Sounds simple enough, yeah? Well it ain’t, because the moment you deplete a location of cattle entirely, you’re honor-bound to complete its action token. These are laid out at random at the start of each game, and they completely change the way you approach your traveling plans. Sometimes you want to take a space’s final cow, because then you can brand cattle in an adjacent location, pick up some gold nuggets that are worth cash at the end of the game, hold up your rival for some cows of his own, or drink “snake oil” to take an extra turn. Then again, the space might be something bad, no place for a respectable criminal to hang his hat. It might be a rattlesnake gulch, stampeding some of your precious herd into adjacent spaces. Or an epidemic, killing off every last of one color of cow on the map — which can be good or bad, since the value of cows is higher when the game ends with lots of them left over, so it’s possible to purposely trigger an epidemic to wipe out your competitor’s favorite stock.

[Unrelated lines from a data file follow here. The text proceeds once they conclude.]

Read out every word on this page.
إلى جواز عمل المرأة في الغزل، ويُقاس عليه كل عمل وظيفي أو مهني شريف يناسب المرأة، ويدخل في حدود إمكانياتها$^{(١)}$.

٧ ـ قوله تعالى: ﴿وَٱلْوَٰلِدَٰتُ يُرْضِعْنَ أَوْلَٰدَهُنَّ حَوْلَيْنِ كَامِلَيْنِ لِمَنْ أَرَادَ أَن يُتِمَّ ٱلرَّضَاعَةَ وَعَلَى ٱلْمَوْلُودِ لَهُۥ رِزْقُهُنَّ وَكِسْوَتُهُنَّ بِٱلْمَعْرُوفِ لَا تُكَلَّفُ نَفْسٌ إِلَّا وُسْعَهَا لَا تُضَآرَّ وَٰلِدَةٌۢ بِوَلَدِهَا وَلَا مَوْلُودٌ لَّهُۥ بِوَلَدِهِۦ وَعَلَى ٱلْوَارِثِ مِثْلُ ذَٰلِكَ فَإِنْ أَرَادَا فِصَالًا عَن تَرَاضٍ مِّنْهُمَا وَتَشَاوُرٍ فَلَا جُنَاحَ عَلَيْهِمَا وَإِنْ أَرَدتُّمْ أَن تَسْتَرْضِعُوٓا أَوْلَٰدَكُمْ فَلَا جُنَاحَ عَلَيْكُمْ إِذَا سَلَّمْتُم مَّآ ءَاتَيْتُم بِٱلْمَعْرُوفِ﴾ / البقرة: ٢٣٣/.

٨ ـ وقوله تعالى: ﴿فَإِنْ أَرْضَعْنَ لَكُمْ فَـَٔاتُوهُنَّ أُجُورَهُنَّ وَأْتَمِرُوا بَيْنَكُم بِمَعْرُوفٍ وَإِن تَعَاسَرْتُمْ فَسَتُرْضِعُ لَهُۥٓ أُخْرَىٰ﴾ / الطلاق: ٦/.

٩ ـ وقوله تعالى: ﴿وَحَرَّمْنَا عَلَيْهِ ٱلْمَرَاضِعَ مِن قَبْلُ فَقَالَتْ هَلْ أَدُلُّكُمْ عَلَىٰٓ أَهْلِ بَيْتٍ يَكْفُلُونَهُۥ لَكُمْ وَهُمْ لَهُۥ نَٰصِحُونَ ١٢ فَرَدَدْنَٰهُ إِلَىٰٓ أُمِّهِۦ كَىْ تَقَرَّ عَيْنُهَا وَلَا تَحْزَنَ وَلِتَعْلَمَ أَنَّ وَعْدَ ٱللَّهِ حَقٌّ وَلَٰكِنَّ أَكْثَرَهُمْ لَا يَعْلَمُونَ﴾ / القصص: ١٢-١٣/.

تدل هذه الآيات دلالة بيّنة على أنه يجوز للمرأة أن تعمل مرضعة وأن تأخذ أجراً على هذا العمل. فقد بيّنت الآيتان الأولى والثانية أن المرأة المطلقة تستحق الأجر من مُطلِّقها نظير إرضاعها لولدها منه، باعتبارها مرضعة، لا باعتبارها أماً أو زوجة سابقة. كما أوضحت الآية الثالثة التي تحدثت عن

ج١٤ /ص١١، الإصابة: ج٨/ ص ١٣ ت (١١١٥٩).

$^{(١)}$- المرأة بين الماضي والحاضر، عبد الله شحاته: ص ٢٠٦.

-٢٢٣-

The worst option is the last one. Land on the Sheriff’s location and take the final cow, and you’re apprehended and bound for the noose. All the gold nuggets and prime beef of Chihuahua won’t save your hide then.
Truly, this is where Longhorn gets fore-handed. Which is a good thing, if’n you ain’t familiar with how to speak. See, every game offers something a bit different. Sometimes it’s big pickings, all gold and liquor; others you’ve got the Sheriff on your trail, turning the game from a race to acquire the most cash into a desperate attempt to stay out of the law’s way. Either way the rules stay the same, but it has a way of getting you to count out each possible move, figuring all the angles to assess which does you the least harm. I might even use a five-dollar word like zugzwang if Longhorn were German instead of Western, but we don’t say things like that on the prairie and count on escaping with our lives.
Even so, it’s a slim thing. It takes maybe a quarter hour from start to finish, and isn’t primed to blow your socks off. Instead, Longhorn is a steady hand. It knows what it’s doing. And as a two-cowpoke game for whittling away the time, it cuts a fine figure.